There is no guarantee that |\alpha_n \rangle is the only eigenstate of \hat{A} which has this eigenvalue (e.g. energy levels in hydrogen). Different states with the same eigenvalue are referred to as degenerate.
Assume we find two orthogonal, degenerate eigenstates of \hat{A}: |\alpha_1\rangle and |\alpha 2\rangle. i.e. \hat{A}|\alpha_1\rangle = A_1|\alpha_1\rangle and \hat{A}|\alpha_2\rangle = A_1|\alpha_2\rangle. We also see that
\hat{A} (\cos \theta |\alpha_1\rangle + \sin \theta |\alpha_2\rangle ) = A_1 (\cos \theta |\alpha_1\rangle + \sin \theta |\alpha_2\rangle ) \nonumber
for any \theta. We use \cos \theta for the expansion instead of the normal c_i to emphasise the similarity between eigenstates and vectors. It also allows for easy normalisation since \cos^2 \theta + \sin^2 \theta = 1.
Thus any linear combination of degenerate eigenstates produces another eigenstate. There is still only twofold degeneracy, because there are only two orthogonal states, (\sin \theta |\alpha_1 \rangle − \cos \theta |\alpha_2 \rangle) being the other one.

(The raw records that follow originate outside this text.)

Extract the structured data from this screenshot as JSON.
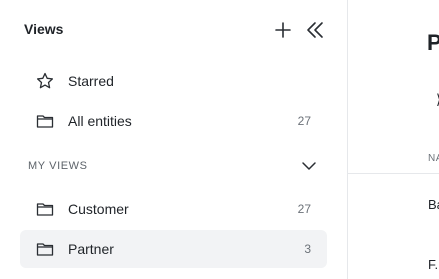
{
  "sidebar": {
    "title": "Views",
    "icons": {
      "add": "plus-icon",
      "collapse": "double-chevron-left-icon"
    },
    "items": [
      {
        "label": "Starred",
        "icon": "star-icon",
        "count": ""
      },
      {
        "label": "All entities",
        "icon": "folder-icon",
        "count": "27"
      }
    ],
    "section": {
      "label": "MY VIEWS",
      "icon": "chevron-down-icon",
      "items": [
        {
          "label": "Customer",
          "icon": "folder-icon",
          "count": "27",
          "active": false
        },
        {
          "label": "Partner",
          "icon": "folder-icon",
          "count": "3",
          "active": true
        }
      ]
    }
  },
  "main": {
    "title": "P",
    "toolbar_glyph": "⟩",
    "column_header": "NA",
    "rows": [
      {
        "name": "Ba"
      },
      {
        "name": "F."
      }
    ]
  },
  "colors": {
    "active_item_bg": "#f2f3f5",
    "divider": "#e6e8eb",
    "muted_text": "#6b7178"
  }
}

The complete set of orthonormal eigenstates for \hat{A} is thus not a unique quantity, since we can choose any \theta to generate a pair of degenerate eigenstates.

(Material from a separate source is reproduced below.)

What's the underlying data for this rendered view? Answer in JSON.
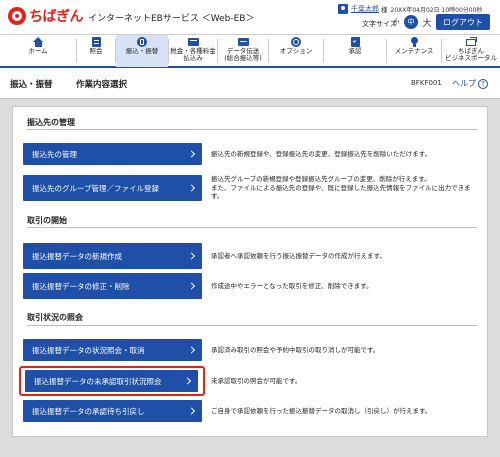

A consequence of this is that when a measurement is made of \hat{A} which finds A_1, there is not a complete collapse of the wavefunction.
Consider measuring observable A in a system in a general state |\Phi \rangle. By expanding |\Phi \rangle in the eigenstates of \hat{A}: |\Phi \rangle = \sum_i c_i |\alpha_i \rangle we find the probability that the measurement will yield result A_1 is
|\langle \alpha_1|\Phi \rangle |^2 + |\langle \alpha_2|\Phi \rangle |^2 \equiv |c_1|^2 + |c_2|^2 \nonumber
The measurement has determined that we are either in state \alpha_1 or \alpha_2, but not which. Thus there is a partial collapse of the wavefunction onto a linear combination of them:
(\cos \theta |\alpha_1 \rangle + \sin \theta |\alpha_2 \rangle ); \quad \cos \theta = \frac{c_1}{\sqrt{|c_1|^2 + |c_2|^2}} \nonumber
which is itself an eigenvector of \hat{A}.
Thus, in the case of degenerate final states, the final wavefunction after the measurement does depend on the initial wavefunction. The generalisation of this to the case of many degenerate states is straightforward.